Many, hearing the verse you cite out of context, conclude as you do. Hearing of things “told in the dark,” “done in secret” or “whispered” conjures thoughts of sin. But the verse, read in context, is a reference to the more intimate and thorough formation the apostles received from Jesus. Though Jesus spoke to the crowds, it was often in parables and general ways. But in more private settings Jesus taught his apostles, often explaining his parables. For example, in Matthew’s Gospel we read: “Then, dismissing the crowds, he went into the house. His disciples approached him and said, ‘Explain to us the parable of the weeds in the field’” (Mt 13:36). And there are frequent references in the Gospels to this going aside for private instruction. But clearly Jesus was not just running a private club. He was preparing and forming the apostles for their mission to the ends of the earth.
As for sins being disclosed in complete detail, there are different opinions. It seems unlikely that every detail of everyone’s life will be made known. The Last Judgment is of a general nature, involving not just people, but nations, philosophies and so forth. Exacting details are more likely in one’s personal judgment before Christ.

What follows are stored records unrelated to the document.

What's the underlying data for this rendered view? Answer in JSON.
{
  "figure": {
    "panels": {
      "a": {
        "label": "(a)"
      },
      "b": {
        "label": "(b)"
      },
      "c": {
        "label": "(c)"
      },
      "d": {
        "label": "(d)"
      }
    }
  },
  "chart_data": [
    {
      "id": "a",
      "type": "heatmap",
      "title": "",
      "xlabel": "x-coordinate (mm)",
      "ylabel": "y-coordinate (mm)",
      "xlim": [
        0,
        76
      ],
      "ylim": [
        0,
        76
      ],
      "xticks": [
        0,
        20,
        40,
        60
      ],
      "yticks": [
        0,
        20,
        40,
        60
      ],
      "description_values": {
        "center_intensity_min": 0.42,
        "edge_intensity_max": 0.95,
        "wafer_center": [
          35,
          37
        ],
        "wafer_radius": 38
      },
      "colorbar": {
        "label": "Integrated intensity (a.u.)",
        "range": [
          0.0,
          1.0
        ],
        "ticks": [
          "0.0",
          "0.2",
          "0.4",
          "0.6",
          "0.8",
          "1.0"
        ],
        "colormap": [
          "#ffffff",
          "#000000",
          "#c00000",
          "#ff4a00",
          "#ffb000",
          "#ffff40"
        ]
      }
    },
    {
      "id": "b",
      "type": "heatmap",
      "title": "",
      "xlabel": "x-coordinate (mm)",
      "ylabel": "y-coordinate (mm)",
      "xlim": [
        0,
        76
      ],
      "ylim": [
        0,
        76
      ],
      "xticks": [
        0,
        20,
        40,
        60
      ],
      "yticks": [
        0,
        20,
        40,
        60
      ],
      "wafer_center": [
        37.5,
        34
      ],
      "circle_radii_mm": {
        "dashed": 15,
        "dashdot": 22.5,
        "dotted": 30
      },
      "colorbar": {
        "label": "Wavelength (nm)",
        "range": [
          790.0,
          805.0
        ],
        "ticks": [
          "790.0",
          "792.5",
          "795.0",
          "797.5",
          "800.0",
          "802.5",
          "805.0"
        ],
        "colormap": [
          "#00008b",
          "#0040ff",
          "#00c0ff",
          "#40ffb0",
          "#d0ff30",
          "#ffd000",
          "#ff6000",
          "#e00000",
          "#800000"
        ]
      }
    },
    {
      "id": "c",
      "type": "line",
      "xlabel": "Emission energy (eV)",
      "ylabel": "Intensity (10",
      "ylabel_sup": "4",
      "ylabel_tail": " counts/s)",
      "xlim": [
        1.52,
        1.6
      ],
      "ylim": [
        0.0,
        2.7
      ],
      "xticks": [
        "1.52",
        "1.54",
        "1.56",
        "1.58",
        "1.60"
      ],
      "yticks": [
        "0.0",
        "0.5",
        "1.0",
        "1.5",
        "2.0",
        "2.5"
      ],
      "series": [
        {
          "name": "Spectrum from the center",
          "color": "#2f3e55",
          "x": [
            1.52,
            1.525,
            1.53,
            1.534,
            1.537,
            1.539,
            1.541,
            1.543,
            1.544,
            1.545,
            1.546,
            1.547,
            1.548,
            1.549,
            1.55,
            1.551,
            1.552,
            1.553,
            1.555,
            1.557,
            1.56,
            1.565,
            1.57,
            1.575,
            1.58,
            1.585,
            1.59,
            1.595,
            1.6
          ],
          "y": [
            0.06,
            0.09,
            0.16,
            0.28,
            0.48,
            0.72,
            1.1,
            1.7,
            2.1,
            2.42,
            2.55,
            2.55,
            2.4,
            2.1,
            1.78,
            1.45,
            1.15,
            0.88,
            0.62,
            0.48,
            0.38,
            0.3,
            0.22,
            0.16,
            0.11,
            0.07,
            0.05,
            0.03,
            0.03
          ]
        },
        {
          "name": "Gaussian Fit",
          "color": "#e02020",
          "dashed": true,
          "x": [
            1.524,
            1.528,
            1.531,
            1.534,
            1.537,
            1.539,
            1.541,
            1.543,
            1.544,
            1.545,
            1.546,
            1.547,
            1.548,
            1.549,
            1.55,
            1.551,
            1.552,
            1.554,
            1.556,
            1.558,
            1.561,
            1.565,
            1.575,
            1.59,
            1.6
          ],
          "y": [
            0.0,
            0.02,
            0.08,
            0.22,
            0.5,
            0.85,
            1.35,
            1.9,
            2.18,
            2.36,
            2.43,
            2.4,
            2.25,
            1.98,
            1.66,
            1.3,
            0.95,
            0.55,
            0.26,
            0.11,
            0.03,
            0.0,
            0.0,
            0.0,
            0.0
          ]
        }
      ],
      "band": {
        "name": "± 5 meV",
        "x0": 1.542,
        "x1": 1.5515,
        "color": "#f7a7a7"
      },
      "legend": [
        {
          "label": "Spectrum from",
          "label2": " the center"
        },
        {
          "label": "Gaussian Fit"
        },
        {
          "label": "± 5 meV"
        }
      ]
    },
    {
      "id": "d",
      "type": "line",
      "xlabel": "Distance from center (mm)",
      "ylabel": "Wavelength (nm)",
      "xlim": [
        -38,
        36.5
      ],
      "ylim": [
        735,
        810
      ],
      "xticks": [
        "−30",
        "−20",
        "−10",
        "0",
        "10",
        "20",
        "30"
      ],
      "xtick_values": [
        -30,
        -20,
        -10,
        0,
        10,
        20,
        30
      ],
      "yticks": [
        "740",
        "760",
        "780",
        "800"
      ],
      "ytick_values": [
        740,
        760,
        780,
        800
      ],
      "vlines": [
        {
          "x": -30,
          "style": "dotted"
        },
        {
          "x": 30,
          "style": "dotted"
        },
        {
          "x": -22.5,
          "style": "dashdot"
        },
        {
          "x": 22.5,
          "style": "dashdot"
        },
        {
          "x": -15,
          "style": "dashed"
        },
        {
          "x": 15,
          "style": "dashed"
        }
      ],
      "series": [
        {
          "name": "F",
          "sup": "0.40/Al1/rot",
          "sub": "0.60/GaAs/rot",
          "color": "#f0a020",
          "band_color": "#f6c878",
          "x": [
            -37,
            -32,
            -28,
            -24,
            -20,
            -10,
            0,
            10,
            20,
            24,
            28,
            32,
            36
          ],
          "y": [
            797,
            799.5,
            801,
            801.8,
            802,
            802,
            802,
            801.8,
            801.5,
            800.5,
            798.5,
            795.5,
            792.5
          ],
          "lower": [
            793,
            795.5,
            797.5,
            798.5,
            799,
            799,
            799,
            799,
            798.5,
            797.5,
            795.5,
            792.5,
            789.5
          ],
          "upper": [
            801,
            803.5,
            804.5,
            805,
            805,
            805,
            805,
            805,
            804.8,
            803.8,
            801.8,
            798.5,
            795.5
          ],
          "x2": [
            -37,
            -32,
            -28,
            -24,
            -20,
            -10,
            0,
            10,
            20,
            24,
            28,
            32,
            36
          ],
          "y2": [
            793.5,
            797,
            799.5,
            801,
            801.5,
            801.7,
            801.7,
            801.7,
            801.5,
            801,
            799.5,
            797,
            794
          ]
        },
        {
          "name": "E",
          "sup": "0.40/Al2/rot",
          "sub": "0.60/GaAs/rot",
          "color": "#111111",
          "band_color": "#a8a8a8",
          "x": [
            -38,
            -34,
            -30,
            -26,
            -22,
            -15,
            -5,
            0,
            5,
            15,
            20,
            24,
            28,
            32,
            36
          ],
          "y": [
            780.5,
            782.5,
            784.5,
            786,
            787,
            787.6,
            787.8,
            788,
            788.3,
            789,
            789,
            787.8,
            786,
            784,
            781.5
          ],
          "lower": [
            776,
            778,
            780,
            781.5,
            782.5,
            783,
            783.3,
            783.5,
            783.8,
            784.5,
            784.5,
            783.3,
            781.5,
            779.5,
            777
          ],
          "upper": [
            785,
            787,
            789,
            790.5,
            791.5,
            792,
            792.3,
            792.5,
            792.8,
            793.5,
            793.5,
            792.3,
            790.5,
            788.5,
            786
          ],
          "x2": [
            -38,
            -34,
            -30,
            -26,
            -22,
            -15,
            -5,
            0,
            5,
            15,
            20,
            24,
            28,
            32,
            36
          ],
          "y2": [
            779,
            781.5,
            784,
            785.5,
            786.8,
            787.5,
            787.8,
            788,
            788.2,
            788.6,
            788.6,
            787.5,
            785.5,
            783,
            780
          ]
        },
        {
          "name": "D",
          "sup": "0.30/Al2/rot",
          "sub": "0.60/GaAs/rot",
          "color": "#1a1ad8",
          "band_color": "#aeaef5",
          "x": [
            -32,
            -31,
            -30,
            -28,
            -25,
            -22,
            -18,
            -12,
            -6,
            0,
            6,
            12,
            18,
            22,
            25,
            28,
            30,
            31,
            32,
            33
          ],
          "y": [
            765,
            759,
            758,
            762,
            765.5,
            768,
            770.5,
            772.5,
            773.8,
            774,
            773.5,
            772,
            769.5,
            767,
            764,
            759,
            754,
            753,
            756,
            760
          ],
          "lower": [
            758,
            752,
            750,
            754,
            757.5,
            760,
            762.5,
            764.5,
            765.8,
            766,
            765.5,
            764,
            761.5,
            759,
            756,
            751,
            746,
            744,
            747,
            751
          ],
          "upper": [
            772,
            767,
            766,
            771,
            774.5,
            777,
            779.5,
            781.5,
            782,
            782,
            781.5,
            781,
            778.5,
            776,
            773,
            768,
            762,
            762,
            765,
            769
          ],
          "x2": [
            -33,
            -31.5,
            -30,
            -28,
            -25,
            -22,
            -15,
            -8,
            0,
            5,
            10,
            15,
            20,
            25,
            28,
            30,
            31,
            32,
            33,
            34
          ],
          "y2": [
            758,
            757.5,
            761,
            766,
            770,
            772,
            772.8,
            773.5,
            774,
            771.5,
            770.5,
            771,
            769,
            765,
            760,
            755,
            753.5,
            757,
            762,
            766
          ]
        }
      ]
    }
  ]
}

Question: The offertory at Sunday Masses is a very distracting moment. Collections are being taken, ushers moving about, singing is going on, etc. But focus should be on the offertory prayers. Can you comment on this?
— Phyllis Eckert, via email
Answer: The norms of the Church foresee that the offertory is a time of transition where gifts are collected and prepared. The taking of a collection, the procession with and preparation of the bread and wine along with the singing of an offertory chant or song are ancient practices. In more modern times, where money is used as a way of making an offering, it is suitable to collect the money at this time and bring it forth as a sign of our sacrificial offerings.
It is clear that you prefer a less distracted time to focus on the actions of the priest. But liturgical norms permit that these other things take place that are also important and legitimate. The priest, meanwhile, is preparing the offering and presenting it on our behalf. At the “Pray Brethren” he refocuses us and asked our assent in the offerings that have been made and prepared.